Diário do coronavírus (7)
Entendam-se, por favor. Devem isso aos portugueses - a este admirável povo que não necessitou de nenhuma declaração de estado de emergência para recolher a casa, para adoptar medidas de distância sanitária, para proceder de acordo com aquilo que a mais elementar prudência recomendava.
Passou mais de um mês e continuam a emitir declarações contraditórias sobre o uso das máscaras. Entendam-se, por favor. Deixem de improvisar tanto. Deixem de procurar apanhar a mais recente boleia do "parece bem". Ponham de parte os achismos. Forneçam-nos evidências científicas, falem connosco como merecemos que qualquer governante nos fale: somos gente adulta, consciente e responsável.
A 22 de Março, em conferência de imprensa, a directora-geral da Saúde declarou: «Não use máscara, é uma falsa sensação de segurança. (...) Usar máscara não vale a pena, o distanciamento social é o mais importante.»
A 5 de Abril, também em conferência de imprensa, a ministra da Saúde matizou esta posição oficial das autoridades sanitárias: «Se devidamente utilizada, [a máscara] pode ter efeito protector.» Tinham passado apenas duas semanas e já o discurso era outro.
O Presidente da República, que após um período de reclusão voluntária parece querer recuperar o tempo perdido, aparecendo a toda a hora sem filtro nem travão, intrometeu-se entretanto na questão invocando como autoridade na matéria os próprios netos, 24 horas antes da cautelosa mudança de posição assumida por Marta Temido: «Uso máscara. Isso é uma ideia que me veio até um bocadinho do que os meus netos me contaram que foi a lição da China.»
Coincidência ou não, desde que Marcelo Rebelo de Sousa fez esta declaração passei a ver muito mais gente mascarada na rua.

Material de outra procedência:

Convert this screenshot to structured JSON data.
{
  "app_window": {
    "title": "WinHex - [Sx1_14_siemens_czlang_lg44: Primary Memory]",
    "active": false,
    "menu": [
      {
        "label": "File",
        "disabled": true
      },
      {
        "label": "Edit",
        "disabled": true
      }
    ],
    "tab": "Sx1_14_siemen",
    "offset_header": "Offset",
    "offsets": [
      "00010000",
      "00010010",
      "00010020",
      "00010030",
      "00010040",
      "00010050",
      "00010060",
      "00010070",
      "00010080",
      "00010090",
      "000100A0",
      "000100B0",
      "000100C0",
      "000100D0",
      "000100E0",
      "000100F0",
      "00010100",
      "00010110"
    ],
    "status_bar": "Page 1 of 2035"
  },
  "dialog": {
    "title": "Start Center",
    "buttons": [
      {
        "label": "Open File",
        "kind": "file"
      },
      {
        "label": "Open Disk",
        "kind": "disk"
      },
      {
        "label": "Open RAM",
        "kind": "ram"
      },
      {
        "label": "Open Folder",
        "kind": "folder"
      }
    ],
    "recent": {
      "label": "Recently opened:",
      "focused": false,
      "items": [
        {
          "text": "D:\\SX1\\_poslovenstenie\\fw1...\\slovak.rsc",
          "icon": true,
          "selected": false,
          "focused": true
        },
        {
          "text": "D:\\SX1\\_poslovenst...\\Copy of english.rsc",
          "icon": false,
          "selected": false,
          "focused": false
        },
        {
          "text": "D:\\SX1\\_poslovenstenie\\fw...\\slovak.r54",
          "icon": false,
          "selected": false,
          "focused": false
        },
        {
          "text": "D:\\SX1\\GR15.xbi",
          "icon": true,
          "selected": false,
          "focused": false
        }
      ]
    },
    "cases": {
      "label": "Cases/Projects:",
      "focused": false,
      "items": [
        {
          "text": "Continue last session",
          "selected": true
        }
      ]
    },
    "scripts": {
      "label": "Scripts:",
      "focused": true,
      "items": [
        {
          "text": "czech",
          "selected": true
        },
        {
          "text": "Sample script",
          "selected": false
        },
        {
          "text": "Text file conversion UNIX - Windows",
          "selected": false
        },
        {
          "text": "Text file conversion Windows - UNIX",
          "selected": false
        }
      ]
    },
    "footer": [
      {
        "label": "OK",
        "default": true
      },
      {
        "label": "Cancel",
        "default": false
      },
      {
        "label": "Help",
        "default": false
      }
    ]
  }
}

As pessoas circulam com máscaras de todo o género - incluindo máscaras cirúrgicas e as chamadas "máscaras egoístas", que protegem quem as transporta mas podem emitir germes que contaminam outras. Vejo cada vez mais indivíduos com máscaras no queixo, na testa, no pescoço, mantendo o nariz de fora - há para todos os gostos, comportamentos e feitios.
Como se não fosse um bem escasso, o que me deixa chocado.
Enquanto isto acontece, este equipamento de protecção individual falta onde é mais necessário: nas urgências hospitalares. Como faltam luvas, viseiras e zaragatoas. Como faltam meios de rastreio nos chamados "lares de idosos", onde a situação leva alguns autarcas a fazer apelos desesperados para a renovação de stocks.
O aumento da procura levou a que as máscaras esgotassem em quase todas as farmácias portuguesas. E, quando existem, estão à venda a preços proibitivos. Vários países começaram, aliás, a fazer obscenos leilões de máscaras oriundas da China ou da Turquia, que acabam regateadas ou mesmo confiscadas nas próprias pistas dos aeroportos europeus.
Entretanto, o director-geral da Organização Mundial da Saúde - remando na direcção contrária do inquilino do Palácio de Belém - fazia ontem um apelo dramático que repercutiu no planeta inteiro: «Estamos preocupados com a utilização maciça de máscaras cirúrgicas pela população em geral que possa agravar a escassez das máscaras especializadas para as pessoas que mais delas precisam. Em alguns locais, a escassez deste equipamento está a pôr os profissionais da saúde em grande risco.»
Caramba, é difícil falar mais claro.
Entendam-se, por favor. De uma vez para sempre. Nós merecemos isso.